Called a burly looking human to Malrok. “And you, stop eating and breaking the dominoes!” Under his breath, even in this bar, the word freaks was clear.

Malrok Duskwell Malrok Duskwell
 


MALROK DUSKWELL
Tip the Scales


He watched the tile crack in Isur’s grip—porcelain shards catching light like the enamel of molars. Something about the way the Karkarodon said building material made his head tilt, as if reconsidering the pieces all over again.

“No structure worth building has that many eyes.”

He leaned, inspecting the slates, broad hands resting on the table’s edge. Not seated. Not stepping back. Just close enough to inspect the same pieces Isur was crushing.

The burly man across the way was still talking. Much too bold, assuming to highly of their station. They needed humbling, for balance. Malrok felt just choleric and sanguine enough to do so anyway.

“Hey, peanut gallery, sit down or step back.” Called a burly looking human to Malrok. “And you, stop eating and breaking the dominoes!” Under his breath, even in this bar, the word freaks was clear.

“You speak like a virginal Wyrdkin,” Malrok said loudly, dismissively, not looking at him. “Loud, Intrusive, and challenging your betters.”

His hand hovered over the scattered chips. He didn’t touch them. Just let the silence stretch, like bait on the hook.

"Sadly, I don't think anyone here is interested in mating with you, so stop flaunting colors you don't have."

The Concordian Anchorborn set aside his shortspear, implication clear.

Step up and be beaten down – without the need of a weapon.

Isur Isur
 

Isur

Are you a bad fish too?
Isur could get behind this other one. He was Black Sun too, wasn’t he? Honestly, all the softskins looked the same to Isur. But if he was? They could be friends. The Karkarodon was not happy with this game, and thinking of the pips as eyes?
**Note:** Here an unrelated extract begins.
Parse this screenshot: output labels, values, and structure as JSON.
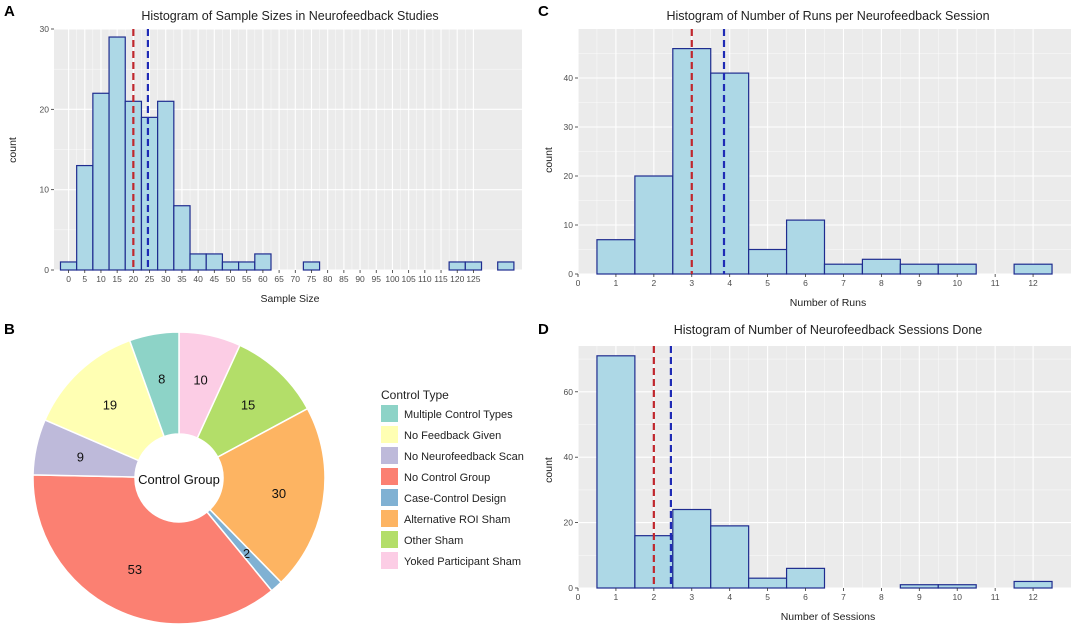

Did not help.

He had fought many an aquatic species, and so many had more eyes than were rightfully necessary. Or no eyes at all. And these bones, these dominoes had the same vibe to the enforcer. Sure, the shark had the Force, but he got it through absolute training of his physical body. It didn’t give him the danger sense that it gave the Jedi.

Though when his axe was in hand, it did make him feel more intune with the world. Especially combat.

Here? There wasn’t exactly the need for fighting.

“I like the way you speak. Join us for the game?”
He looked to the others at the table in a gaze that did not allow for questions.